The silk pantsuit was dyed with rhubarb and a classically Brazilian plant, the cashew fruit, and elegantly embroidered with traditional Indigenous designs.
Da Silva has also drawn attention with a blouse stamped with the image of early-20th-century feminist icon Maria Bonita; a blazer embroidered by a women’s cooperative; an eco-friendly skirt made of fabric scraps; and outfits made from recycled clothing by Brazilian brand Reptilia.
“She infuses the role of first lady with the practicality of a woman who’s not afraid to get her hands dirty,” says Reptilia’s 36-year-old founder, Heloisa Strobel.
“You’d never expect to see her in a tight dress she can barely walk in.”

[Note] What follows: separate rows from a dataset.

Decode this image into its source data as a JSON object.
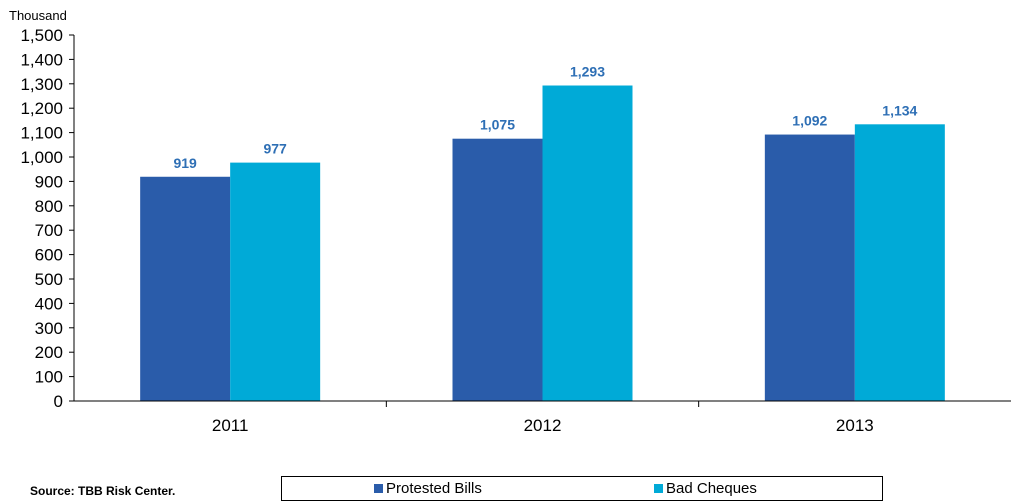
{
  "chart_data": {
    "type": "bar",
    "unit_label": "Thousand",
    "categories": [
      "2011",
      "2012",
      "2013"
    ],
    "series": [
      {
        "name": "Protested Bills",
        "color": "#2a5caa",
        "values": [
          919,
          1075,
          1092
        ],
        "labels": [
          "919",
          "1,075",
          "1,092"
        ]
      },
      {
        "name": "Bad Cheques",
        "color": "#00aad7",
        "values": [
          977,
          1293,
          1134
        ],
        "labels": [
          "977",
          "1,293",
          "1,134"
        ]
      }
    ],
    "ylim": [
      0,
      1500
    ],
    "yticks": [
      {
        "value": 0,
        "label": "0"
      },
      {
        "value": 100,
        "label": "100"
      },
      {
        "value": 200,
        "label": "200"
      },
      {
        "value": 300,
        "label": "300"
      },
      {
        "value": 400,
        "label": "400"
      },
      {
        "value": 500,
        "label": "500"
      },
      {
        "value": 600,
        "label": "600"
      },
      {
        "value": 700,
        "label": "700"
      },
      {
        "value": 800,
        "label": "800"
      },
      {
        "value": 900,
        "label": "900"
      },
      {
        "value": 1000,
        "label": "1,000"
      },
      {
        "value": 1100,
        "label": "1,100"
      },
      {
        "value": 1200,
        "label": "1,200"
      },
      {
        "value": 1300,
        "label": "1,300"
      },
      {
        "value": 1400,
        "label": "1,400"
      },
      {
        "value": 1500,
        "label": "1,500"
      }
    ],
    "label_color": "#2e6fb5",
    "grid": false,
    "legend_position": "bottom",
    "source": "Source: TBB Risk Center."
  }
}
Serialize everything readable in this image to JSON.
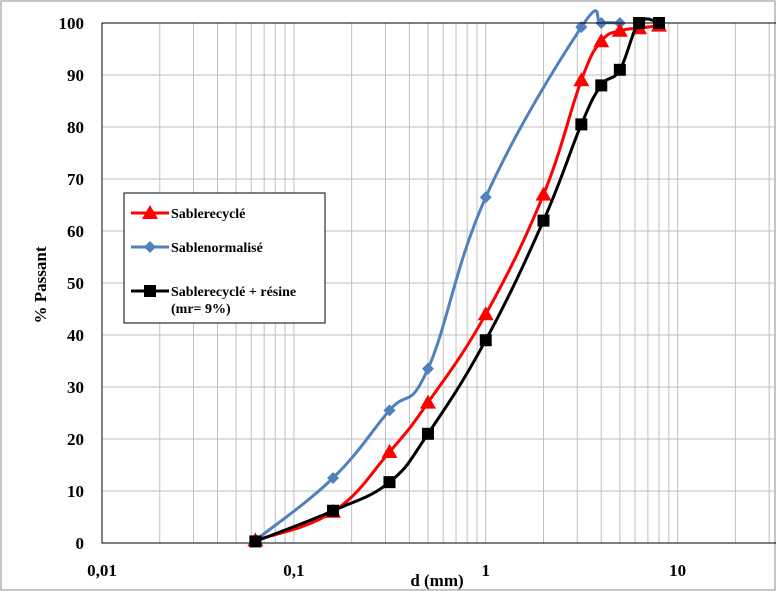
{
  "chart_data": {
    "type": "line",
    "x_scale": "log",
    "xlabel": "d (mm)",
    "ylabel": "% Passant",
    "xlim": [
      0.01,
      35
    ],
    "ylim": [
      0,
      100
    ],
    "x_ticks": [
      {
        "value": 0.01,
        "label": "0,01"
      },
      {
        "value": 0.1,
        "label": "0,1"
      },
      {
        "value": 1,
        "label": "1"
      },
      {
        "value": 10,
        "label": "10"
      }
    ],
    "y_ticks": [
      {
        "value": 0,
        "label": "0"
      },
      {
        "value": 10,
        "label": "10"
      },
      {
        "value": 20,
        "label": "20"
      },
      {
        "value": 30,
        "label": "30"
      },
      {
        "value": 40,
        "label": "40"
      },
      {
        "value": 50,
        "label": "50"
      },
      {
        "value": 60,
        "label": "60"
      },
      {
        "value": 70,
        "label": "70"
      },
      {
        "value": 80,
        "label": "80"
      },
      {
        "value": 90,
        "label": "90"
      },
      {
        "value": 100,
        "label": "100"
      }
    ],
    "grid": {
      "horizontal": true,
      "vertical_minor": true
    },
    "legend_position": "middle-left",
    "series": [
      {
        "name": "Sablerecyclé",
        "color": "#ff0000",
        "marker": "triangle",
        "points": [
          [
            0.063,
            0.5
          ],
          [
            0.16,
            6
          ],
          [
            0.315,
            17.5
          ],
          [
            0.5,
            27
          ],
          [
            1,
            44
          ],
          [
            2,
            67
          ],
          [
            3.15,
            89
          ],
          [
            4,
            96.5
          ],
          [
            5,
            98.5
          ],
          [
            6.3,
            99
          ],
          [
            8,
            99.5
          ]
        ]
      },
      {
        "name": "Sablenormalisé",
        "color": "#4f81bd",
        "marker": "diamond",
        "points": [
          [
            0.063,
            0.5
          ],
          [
            0.16,
            12.5
          ],
          [
            0.315,
            25.5
          ],
          [
            0.5,
            33.5
          ],
          [
            1,
            66.5
          ],
          [
            3.15,
            99.2
          ],
          [
            4,
            100
          ],
          [
            5,
            100
          ]
        ]
      },
      {
        "name": "Sablerecyclé + résine",
        "name_line2": "(mr= 9%)",
        "color": "#000000",
        "marker": "square",
        "points": [
          [
            0.063,
            0.3
          ],
          [
            0.16,
            6.2
          ],
          [
            0.315,
            11.7
          ],
          [
            0.5,
            21
          ],
          [
            1,
            39
          ],
          [
            2,
            62
          ],
          [
            3.15,
            80.5
          ],
          [
            4,
            88
          ],
          [
            5,
            91
          ],
          [
            6.3,
            100
          ],
          [
            8,
            100
          ]
        ]
      }
    ]
  }
}
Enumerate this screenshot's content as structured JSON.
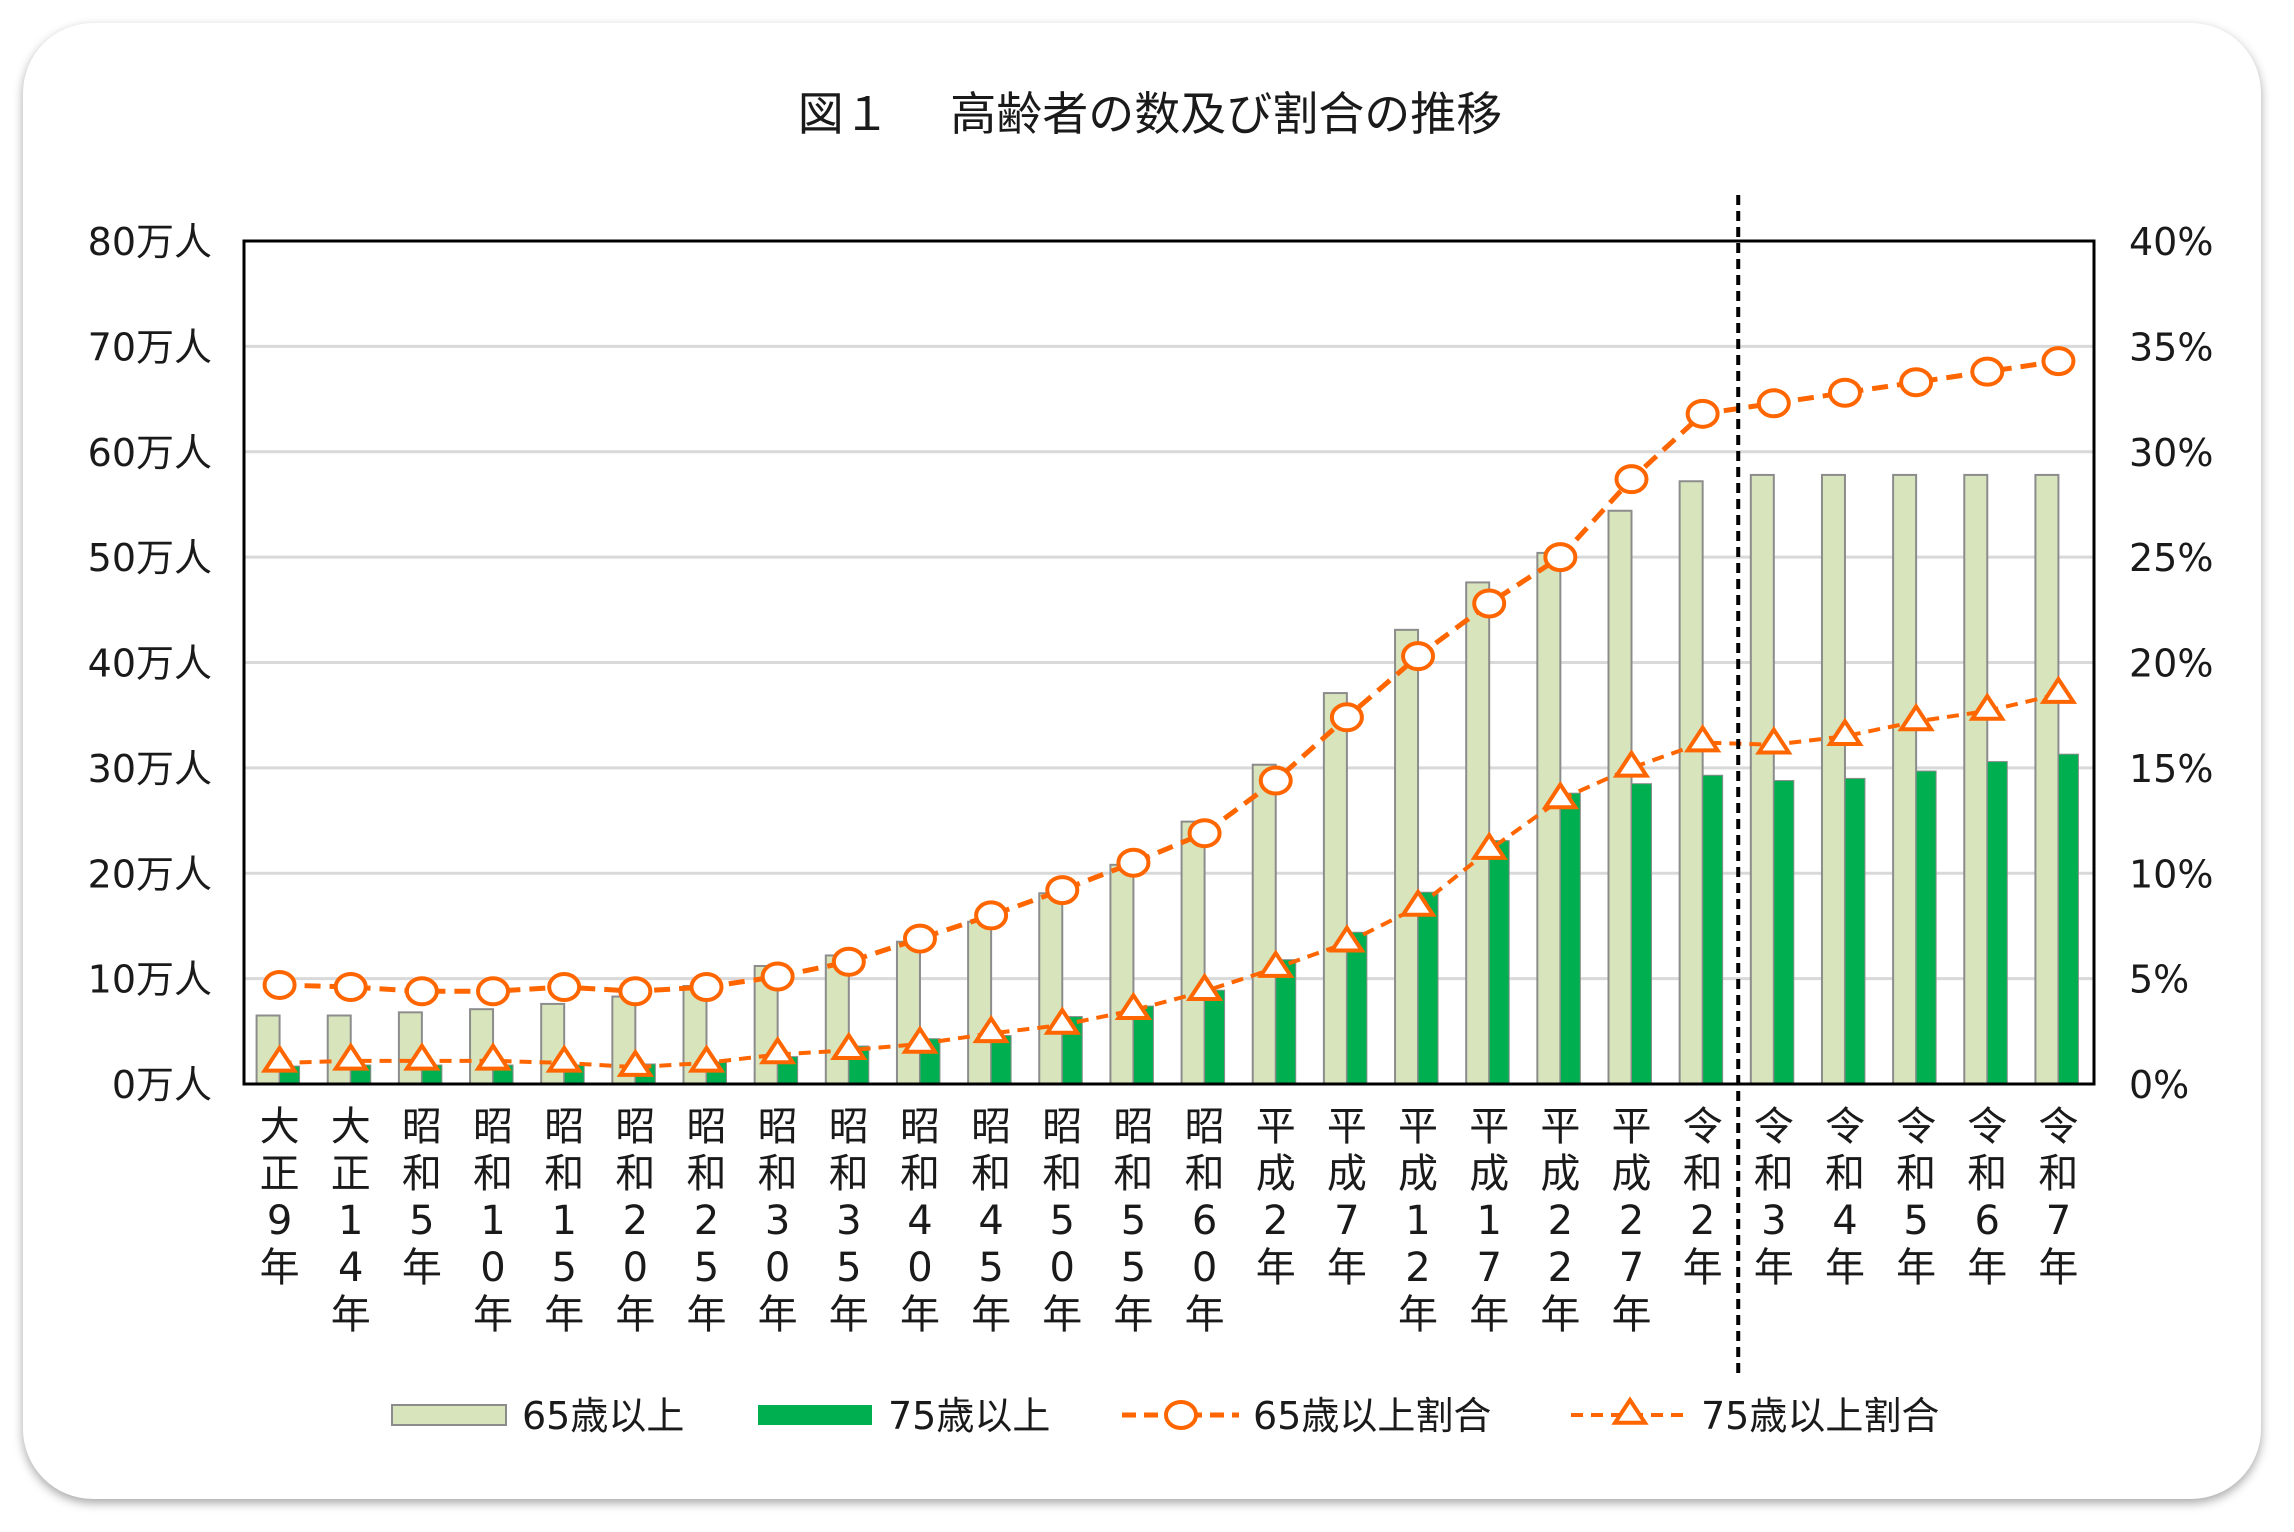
{
  "chart_data": {
    "type": "bar",
    "title": "図１　 高齢者の数及び割合の推移",
    "categories": [
      "大正9年",
      "大正14年",
      "昭和5年",
      "昭和10年",
      "昭和15年",
      "昭和20年",
      "昭和25年",
      "昭和30年",
      "昭和35年",
      "昭和40年",
      "昭和45年",
      "昭和50年",
      "昭和55年",
      "昭和60年",
      "平成2年",
      "平成7年",
      "平成12年",
      "平成17年",
      "平成22年",
      "平成27年",
      "令和2年",
      "令和3年",
      "令和4年",
      "令和5年",
      "令和6年",
      "令和7年"
    ],
    "y_left": {
      "ylim": [
        0,
        80
      ],
      "ticks": [
        "0万人",
        "10万人",
        "20万人",
        "30万人",
        "40万人",
        "50万人",
        "60万人",
        "70万人",
        "80万人"
      ]
    },
    "y_right": {
      "ylim": [
        0,
        40
      ],
      "ticks": [
        "0%",
        "5%",
        "10%",
        "15%",
        "20%",
        "25%",
        "30%",
        "35%",
        "40%"
      ]
    },
    "grid": true,
    "legend_position": "bottom",
    "divider_after_category": "令和2年",
    "series": [
      {
        "name": "65歳以上",
        "type": "bar",
        "axis": "left",
        "color": "#d8e4bc",
        "values": [
          6.5,
          6.5,
          6.8,
          7.1,
          7.6,
          8.3,
          9.3,
          11.2,
          12.2,
          13.5,
          15.4,
          18.1,
          20.8,
          24.9,
          30.3,
          37.1,
          43.1,
          47.6,
          50.4,
          54.4,
          57.2,
          57.8,
          57.8,
          57.8,
          57.8,
          57.8
        ]
      },
      {
        "name": "75歳以上",
        "type": "bar",
        "axis": "left",
        "color": "#00b050",
        "values": [
          1.7,
          1.8,
          1.8,
          1.8,
          1.8,
          1.9,
          2.1,
          2.6,
          3.6,
          4.3,
          4.6,
          6.4,
          7.4,
          8.9,
          11.8,
          14.4,
          18.2,
          23.1,
          27.6,
          28.5,
          29.3,
          28.8,
          29.0,
          29.7,
          30.6,
          31.3
        ]
      },
      {
        "name": "65歳以上割合",
        "type": "line",
        "axis": "right",
        "marker": "circle",
        "color": "#ff6600",
        "values": [
          4.7,
          4.6,
          4.4,
          4.4,
          4.6,
          4.4,
          4.6,
          5.1,
          5.8,
          6.9,
          8.0,
          9.2,
          10.5,
          11.9,
          14.4,
          17.4,
          20.3,
          22.8,
          25.0,
          28.7,
          31.8,
          32.3,
          32.8,
          33.3,
          33.8,
          34.3
        ]
      },
      {
        "name": "75歳以上割合",
        "type": "line",
        "axis": "right",
        "marker": "triangle",
        "color": "#ff6600",
        "values": [
          1.0,
          1.1,
          1.1,
          1.1,
          1.0,
          0.8,
          1.0,
          1.4,
          1.6,
          1.9,
          2.4,
          2.8,
          3.5,
          4.4,
          5.5,
          6.7,
          8.4,
          11.1,
          13.5,
          15.0,
          16.2,
          16.1,
          16.5,
          17.2,
          17.7,
          18.5
        ]
      }
    ]
  }
}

That is a fairly accurate description of a typical outfit worn by Da Silva’s predecessor, Michelle Bolsonaro, the devoutly Evangelical Christian wife of far-right ex-president Jair Bolsonaro (2019-2022).
Another contrast: Da Silva has also brought a splash of bright color to the presidential palace, switching up the pastel tones favored by her predecessor.
For example, interest in Reptilia grew in January after “Janja” wore one of their pieces — a skirt in overlapping bright red hues — during her and Lula’s first official foreign trip, to Argentina.
“I want to take Brazilian designers wherever I go,” Da Silva told Vogue magazine in an interview that month.
Not just flip-flops
Entrepreneurs in Brazil’s $29.7 billion textile and fashion industry are thrilled to have the support.
Da Silva “wants to show the best design being produced in Brazil, beyond the stereotypical palm tree print,” says Strobel.
Airon Martin, creative director of another of Da Silva’s favorite local brands, Misci, agrees.
“The world knows Brazil as the land of flip-flops and carnival. But we also have a powerful luxury goods industry, with incredible silks and cottons,” says the 31-year-old, who has big plans to take his designs abroad.
“Fashion crystallizes a sociopolitical moment,” he adds.